La voix s’était éteinte. Lunedor entendit le hurlement de Rivebise.
Quand Tanis pénétra dans le temple, une scène de sa vie passée lui revint en mémoire. Laurana, son frère, Gilthanas, et lui étaient assis au bord de la rivière, se partageant entre les jeux d’enfants et les rêves d’avenir. Ces jours heureux n’avaient pas duré longtemps. Tanis s’était vite aperçu qu’il était différent des autres. Le souvenir de ce moment ensoleillé d’amitié enfantine adoucit ses peines.
Il se tourna vers Lunedor, qui se tenait près de lui sans rien dire.
— Quel est cet endroit ?
— Je t’en parlerai plus tard, répondit la barbare.
Ils avancèrent au centre du sanctuaire et s’arrêtèrent devant la statue. Tanis la contempla, bouche bée.
Caramon et Sturm étaient entrés, portant Rivebise sur une civière de fortune. Tass, étonnamment déprimé, et le nain, plus vieux que jamais, montaient la garde de chaque côté. Le capuchon rabattu sur la tête, les mains enfouies dans ses manches, Raistlin fermait la marche. On aurait dit des funérailles.
Ils déposèrent le blessé devant Lunedor.
— Découvrez-le, dit-elle.
Personne n’osa faire un geste.
Brusquement, Raistlin se pencha sur le corps et, d’un coup sec, enleva le manteau étendu sur le barbare.

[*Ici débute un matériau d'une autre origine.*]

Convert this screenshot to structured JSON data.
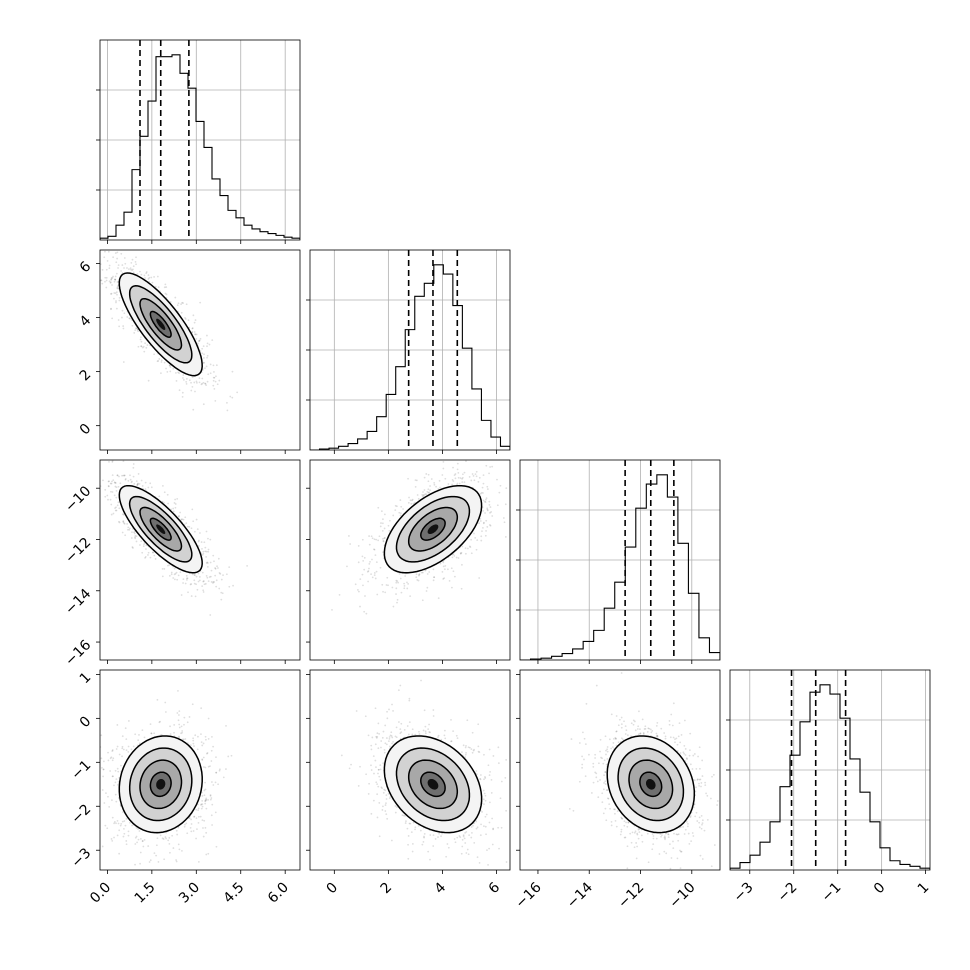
{
  "chart_data": {
    "type": "corner",
    "grid": true,
    "parameters": [
      {
        "range": [
          -0.25,
          6.5
        ],
        "ticks": [
          0.0,
          1.5,
          3.0,
          4.5,
          6.0
        ],
        "tick_labels": [
          "0.0",
          "1.5",
          "3.0",
          "4.5",
          "6.0"
        ],
        "quantiles": [
          1.1,
          1.8,
          2.75
        ],
        "histogram": [
          0.01,
          0.02,
          0.08,
          0.15,
          0.38,
          0.56,
          0.75,
          0.99,
          0.99,
          1.0,
          0.9,
          0.82,
          0.64,
          0.5,
          0.33,
          0.24,
          0.16,
          0.12,
          0.08,
          0.06,
          0.045,
          0.035,
          0.025,
          0.015,
          0.01
        ]
      },
      {
        "range": [
          -0.9,
          6.5
        ],
        "ticks": [
          0,
          2,
          4,
          6
        ],
        "tick_labels": [
          "0",
          "2",
          "4",
          "6"
        ],
        "quantiles": [
          2.75,
          3.65,
          4.55
        ],
        "histogram": [
          0.0,
          0.005,
          0.01,
          0.02,
          0.035,
          0.06,
          0.1,
          0.18,
          0.3,
          0.45,
          0.65,
          0.83,
          0.9,
          1.0,
          0.95,
          0.78,
          0.55,
          0.33,
          0.16,
          0.07,
          0.02
        ]
      },
      {
        "range": [
          -16.7,
          -8.9
        ],
        "ticks": [
          -16,
          -14,
          -12,
          -10
        ],
        "tick_labels": [
          "−16",
          "−14",
          "−12",
          "−10"
        ],
        "quantiles": [
          -12.6,
          -11.6,
          -10.7
        ],
        "histogram": [
          0.0,
          0.005,
          0.01,
          0.02,
          0.035,
          0.06,
          0.1,
          0.16,
          0.28,
          0.42,
          0.61,
          0.82,
          0.95,
          1.0,
          0.88,
          0.63,
          0.36,
          0.12,
          0.04
        ]
      },
      {
        "range": [
          -3.45,
          1.1
        ],
        "ticks": [
          -3,
          -2,
          -1,
          0,
          1
        ],
        "tick_labels": [
          "−3",
          "−2",
          "−1",
          "0",
          "1"
        ],
        "quantiles": [
          -2.05,
          -1.5,
          -0.82
        ],
        "histogram": [
          0.01,
          0.04,
          0.08,
          0.15,
          0.26,
          0.45,
          0.62,
          0.8,
          0.96,
          1.0,
          0.95,
          0.82,
          0.6,
          0.42,
          0.26,
          0.12,
          0.05,
          0.03,
          0.02,
          0.01
        ]
      }
    ],
    "pairs": [
      {
        "row": 1,
        "col": 0,
        "mean": [
          1.8,
          3.75
        ],
        "sd": [
          0.7,
          0.95
        ],
        "rho": -0.8
      },
      {
        "row": 2,
        "col": 0,
        "mean": [
          1.8,
          -11.6
        ],
        "sd": [
          0.7,
          0.85
        ],
        "rho": -0.78
      },
      {
        "row": 2,
        "col": 1,
        "mean": [
          3.65,
          -11.6
        ],
        "sd": [
          0.9,
          0.85
        ],
        "rho": 0.55
      },
      {
        "row": 3,
        "col": 0,
        "mean": [
          1.8,
          -1.5
        ],
        "sd": [
          0.7,
          0.55
        ],
        "rho": 0.1
      },
      {
        "row": 3,
        "col": 1,
        "mean": [
          3.65,
          -1.5
        ],
        "sd": [
          0.9,
          0.55
        ],
        "rho": -0.3
      },
      {
        "row": 3,
        "col": 2,
        "mean": [
          -11.6,
          -1.5
        ],
        "sd": [
          0.85,
          0.55
        ],
        "rho": -0.2
      }
    ],
    "contour_levels_sigma": [
      0.5,
      1.0,
      1.5,
      2.0
    ]
  }
}
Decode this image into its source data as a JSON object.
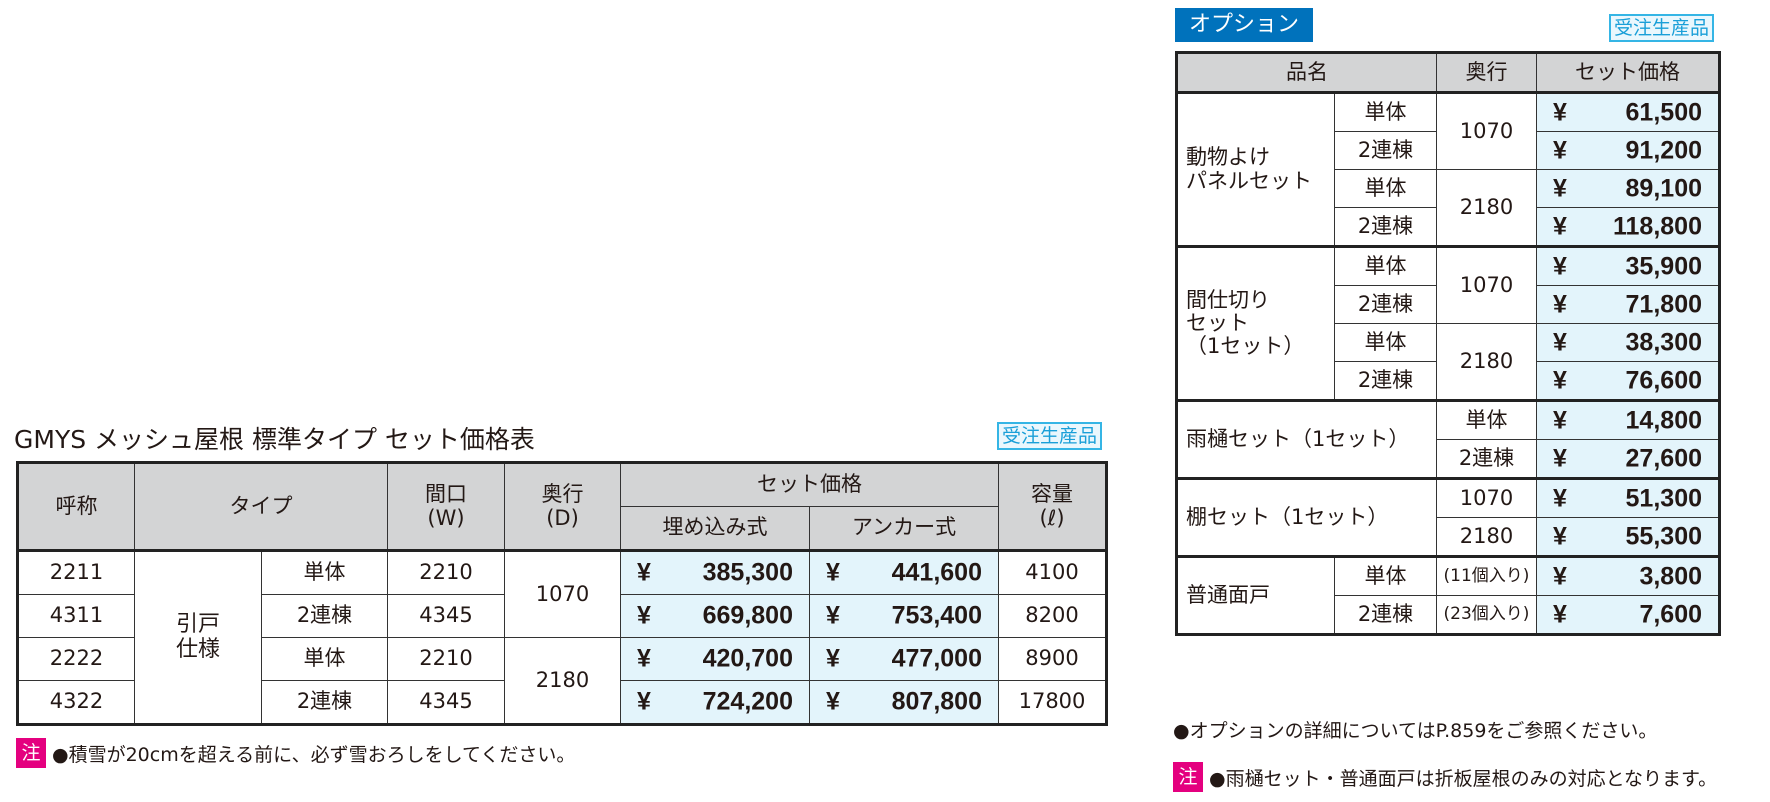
{
  "main_table": {
    "title": "GMYS メッシュ屋根 標準タイプ セット価格表",
    "badge": "受注生産品",
    "headers": {
      "name": "呼称",
      "type": "タイプ",
      "width": "間口\n(W)",
      "depth": "奥行\n(D)",
      "price": "セット価格",
      "price_a": "埋め込み式",
      "price_b": "アンカー式",
      "capacity": "容量\n(ℓ)"
    },
    "type_group": "引戸\n仕様",
    "rows": [
      {
        "name": "2211",
        "type": "単体",
        "w": "2210",
        "d": "1070",
        "a": "385,300",
        "b": "441,600",
        "cap": "4100"
      },
      {
        "name": "4311",
        "type": "2連棟",
        "w": "4345",
        "d": "1070",
        "a": "669,800",
        "b": "753,400",
        "cap": "8200"
      },
      {
        "name": "2222",
        "type": "単体",
        "w": "2210",
        "d": "2180",
        "a": "420,700",
        "b": "477,000",
        "cap": "8900"
      },
      {
        "name": "4322",
        "type": "2連棟",
        "w": "4345",
        "d": "2180",
        "a": "724,200",
        "b": "807,800",
        "cap": "17800"
      }
    ],
    "yen": "¥",
    "note_label": "注",
    "note": "●積雪が20cmを超える前に、必ず雪おろしをしてください。"
  },
  "option_table": {
    "title": "オプション",
    "badge": "受注生産品",
    "headers": {
      "name": "品名",
      "depth": "奥行",
      "price": "セット価格"
    },
    "groups": [
      {
        "name": "動物よけ\nパネルセット",
        "rows": [
          {
            "type": "単体",
            "d": "1070",
            "p": "61,500"
          },
          {
            "type": "2連棟",
            "d": "1070",
            "p": "91,200"
          },
          {
            "type": "単体",
            "d": "2180",
            "p": "89,100"
          },
          {
            "type": "2連棟",
            "d": "2180",
            "p": "118,800"
          }
        ]
      },
      {
        "name": "間仕切り\nセット\n（1セット）",
        "rows": [
          {
            "type": "単体",
            "d": "1070",
            "p": "35,900"
          },
          {
            "type": "2連棟",
            "d": "1070",
            "p": "71,800"
          },
          {
            "type": "単体",
            "d": "2180",
            "p": "38,300"
          },
          {
            "type": "2連棟",
            "d": "2180",
            "p": "76,600"
          }
        ]
      },
      {
        "name": "雨樋セット（1セット）",
        "rows": [
          {
            "d": "単体",
            "p": "14,800"
          },
          {
            "d": "2連棟",
            "p": "27,600"
          }
        ]
      },
      {
        "name": "棚セット（1セット）",
        "rows": [
          {
            "d": "1070",
            "p": "51,300"
          },
          {
            "d": "2180",
            "p": "55,300"
          }
        ]
      },
      {
        "name": "普通面戸",
        "rows": [
          {
            "type": "単体",
            "d": "(11個入り)",
            "p": "3,800"
          },
          {
            "type": "2連棟",
            "d": "(23個入り)",
            "p": "7,600"
          }
        ]
      }
    ],
    "note1": "●オプションの詳細についてはP.859をご参照ください。",
    "note_label": "注",
    "note2": "●雨樋セット・普通面戸は折板屋根のみの対応となります。"
  },
  "colors": {
    "header_bg": "#d3d4d5",
    "price_bg": "#e3f4fb",
    "option_badge": "#0072bc",
    "note_label": "#e4007f",
    "order_badge": "#35b5e5"
  }
}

Lunedor tressaillit en découvrant le corps torturé de Rivebise. Mais en digne représentante de son peuple, elle se ressaisit aussitôt. Elle prit le bâton des mains de la déesse et vint s’agenouiller auprès de Rivebise.
— Kan-tokah ! dit-elle doucement. Mon bien-aimé !
D’une main tremblante, elle caressa le front du mourant. Comme s’il voulait la toucher, il leva une main noirâtre, qui retomba aussitôt, sans vie. Il poussa un soupir et resta inerte. En larmes, Lunedor tendit le bâton au-dessus de son corps. Une douce lumière bleue envahit le sanctuaire. Tous se sentirent renaître. Leurs chairs étaient comme lavées des tourments qui les avaient si durement éprouvés. Les images de l’attaque du dragon s’évanouirent de leur esprit. Puis la lumière du bâton s’estompa. L’obscurité gagna le temple, que seule la statue de la déesse éclairait.
Une voix grave s’éleva dans la pénombre du sanctuaire :
— Kan-tokah neh sikaram.
Lunedor poussa un cri d’allégresse. Son bien-aimé tendit les bras vers elle. Elle referma les siens sur lui et l’étreignit, pleurant et riant de joie.
— … Donc, dit Lunedor pour conclure son récit, il faut trouver un moyen de pénétrer dans la cité détruite, sous le temple, pour reprendre les Anneaux que le dragon garde dans son repaire.
Les compagnons s’assirent sur les dalles du sanctuaire pour prendre un peu de nourriture. Ils avaient fait le tour des lieux sans repérer personne. Caramon disait avoir découvert un escalier qui menait à la cité détruite. Le bruit étouffé du ressac leur rappela qu’ils se trouvaient au sommet d’une falaise surplombant le Nouvel Océan.